Source: Lonely Planet
Monday 30 August 2021 13:41:42
With travel picking up again in Italy, Venice is once more mulling ways to limit the number of tourists allowed inside the city by moving ahead with plans to introduce an entry fee for visitors next summer.
For a long time now, the lagoon city has been concerned with finding ways to reduce overcrowding while also making sure that both residents and tourists can enjoy all that Venice has to offer. The latest solution dates back to 2018 when the local administration decided that all visitors would be charged an entry fee ranging from €3 to €10—a scheme that was meant to be implemented last summer but was put on hold because of the pandemic.
According to local media, that scheme will now be introduced in summer 2022 and it would require visitors to book and pay their fee in advance. The fee would be paired to electronic turnstiles located at Venice's main access points to help regulate the access of tourists to the city. All residents, workers and students that need to enter Venice on a daily basis would have the virtual key to the turnstiles through an app on their smartphones, and tourists would fill the remaining spots each day by booking their entrance.
Prices will start from €3 in low season and could increase to €10 in high-season.
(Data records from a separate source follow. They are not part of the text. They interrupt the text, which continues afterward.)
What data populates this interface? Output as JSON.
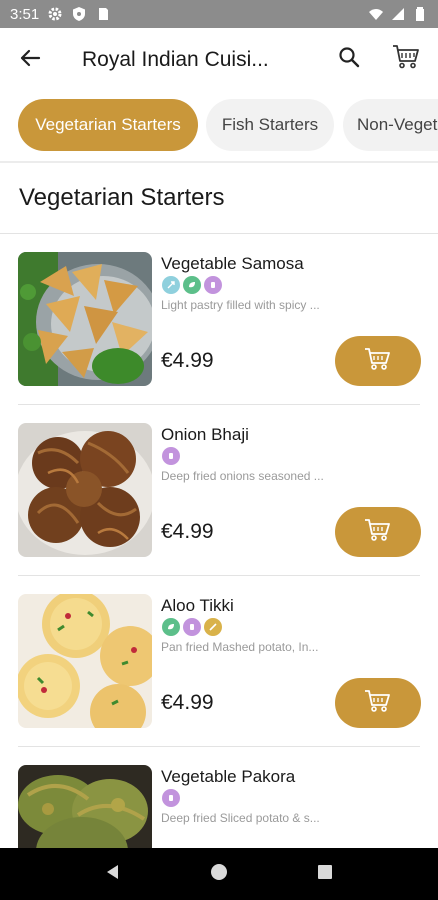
{
  "status_bar": {
    "time": "3:51",
    "left_icons": [
      "settings-icon",
      "shield-icon",
      "sd-card-icon"
    ],
    "right_icons": [
      "wifi-icon",
      "signal-icon",
      "battery-icon"
    ]
  },
  "app_bar": {
    "title": "Royal Indian Cuisi...",
    "back_icon": "arrow-back-icon",
    "search_icon": "search-icon",
    "cart_icon": "cart-icon"
  },
  "tabs": [
    {
      "label": "Vegetarian Starters",
      "active": true
    },
    {
      "label": "Fish Starters",
      "active": false
    },
    {
      "label": "Non-Veget",
      "active": false
    }
  ],
  "section": {
    "title": "Vegetarian Starters"
  },
  "items": [
    {
      "name": "Vegetable Samosa",
      "description": "Light pastry filled with spicy ...",
      "price": "€4.99",
      "tags": [
        "lightblue-tag",
        "green-tag",
        "purple-tag"
      ]
    },
    {
      "name": "Onion Bhaji",
      "description": "Deep fried onions seasoned ...",
      "price": "€4.99",
      "tags": [
        "purple-tag"
      ]
    },
    {
      "name": "Aloo Tikki",
      "description": "Pan fried Mashed potato, In...",
      "price": "€4.99",
      "tags": [
        "green-tag",
        "purple-tag",
        "gold-tag"
      ]
    },
    {
      "name": "Vegetable Pakora",
      "description": "Deep fried Sliced potato & s...",
      "price": "",
      "tags": [
        "purple-tag"
      ]
    }
  ],
  "colors": {
    "accent": "#c9973a",
    "tag_lightblue": "#8fd0dd",
    "tag_green": "#5cbf8a",
    "tag_purple": "#c293dd",
    "tag_gold": "#d9b24a"
  },
  "nav_bar": {
    "back": "nav-back-icon",
    "home": "nav-home-icon",
    "recents": "nav-recents-icon"
  }
}
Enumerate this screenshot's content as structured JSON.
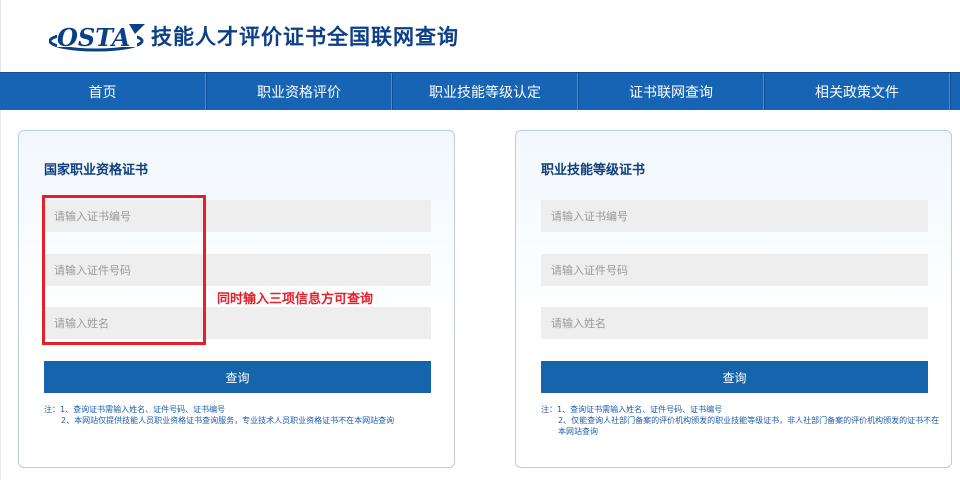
{
  "header": {
    "logo_text": "OSTA",
    "title": "技能人才评价证书全国联网查询"
  },
  "nav": {
    "items": [
      {
        "label": "首页"
      },
      {
        "label": "职业资格评价"
      },
      {
        "label": "职业技能等级认定"
      },
      {
        "label": "证书联网查询"
      },
      {
        "label": "相关政策文件"
      }
    ]
  },
  "left_card": {
    "title": "国家职业资格证书",
    "cert_no_placeholder": "请输入证书编号",
    "id_no_placeholder": "请输入证件号码",
    "name_placeholder": "请输入姓名",
    "query_label": "查询",
    "note_1": "注：1、查询证书需输入姓名、证件号码、证书编号",
    "note_2": "2、本网站仅提供技能人员职业资格证书查询服务，专业技术人员职业资格证书不在本网站查询"
  },
  "right_card": {
    "title": "职业技能等级证书",
    "cert_no_placeholder": "请输入证书编号",
    "id_no_placeholder": "请输入证件号码",
    "name_placeholder": "请输入姓名",
    "query_label": "查询",
    "note_1": "注：1、查询证书需输入姓名、证件号码、证书编号",
    "note_2": "2、仅能查询人社部门备案的评价机构颁发的职业技能等级证书，非人社部门备案的评价机构颁发的证书不在本网站查询"
  },
  "annotation": {
    "text": "同时输入三项信息方可查询",
    "color": "#e4202b"
  },
  "colors": {
    "nav_bg": "#1764b4",
    "brand_blue": "#0c3f86",
    "button_bg": "#1664ab",
    "note_text": "#1d5cab"
  }
}
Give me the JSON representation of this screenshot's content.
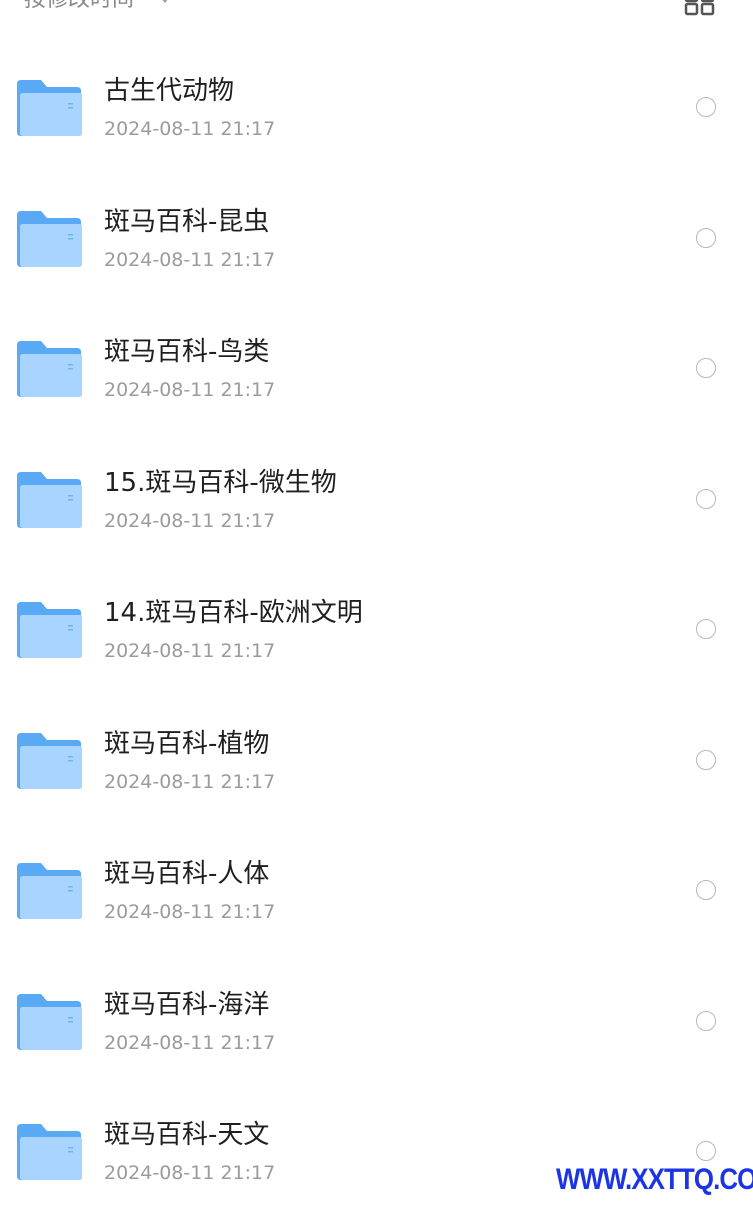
{
  "header": {
    "sort_label": "按修改时间",
    "sort_icon": "caret-down-icon",
    "view_icon": "grid-view-icon"
  },
  "colors": {
    "folder_back": "#5aa9f5",
    "folder_front": "#a9d4ff",
    "name_text": "#1f1f1f",
    "date_text": "#9b9b9b",
    "watermark": "#1b35e6"
  },
  "folders": [
    {
      "name": "古生代动物",
      "date": "2024-08-11 21:17"
    },
    {
      "name": "斑马百科-昆虫",
      "date": "2024-08-11 21:17"
    },
    {
      "name": "斑马百科-鸟类",
      "date": "2024-08-11 21:17"
    },
    {
      "name": "15.斑马百科-微生物",
      "date": "2024-08-11 21:17"
    },
    {
      "name": "14.斑马百科-欧洲文明",
      "date": "2024-08-11 21:17"
    },
    {
      "name": "斑马百科-植物",
      "date": "2024-08-11 21:17"
    },
    {
      "name": "斑马百科-人体",
      "date": "2024-08-11 21:17"
    },
    {
      "name": "斑马百科-海洋",
      "date": "2024-08-11 21:17"
    },
    {
      "name": "斑马百科-天文",
      "date": "2024-08-11 21:17"
    }
  ],
  "watermark": "WWW.XXTTQ.COM"
}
Residents and their relatives, children under six and people staying in local hotels will not have to pay an entry fee. The move is aimed at day-trippers instead.
The Times reports that the council approved the plan last week and the administration is keen to move ahead after years of postponing it. It comes as visitor numbers increase again, with 80,000 people a day visiting in late summer, according to the newspaper.
And in what might just be a first step in the push to reinvent and regulate mass tourism, Venice formally banned cruise ships from the historic city center in April after UNESCO warned the city about the "damage caused by a steady stream of cruise ships."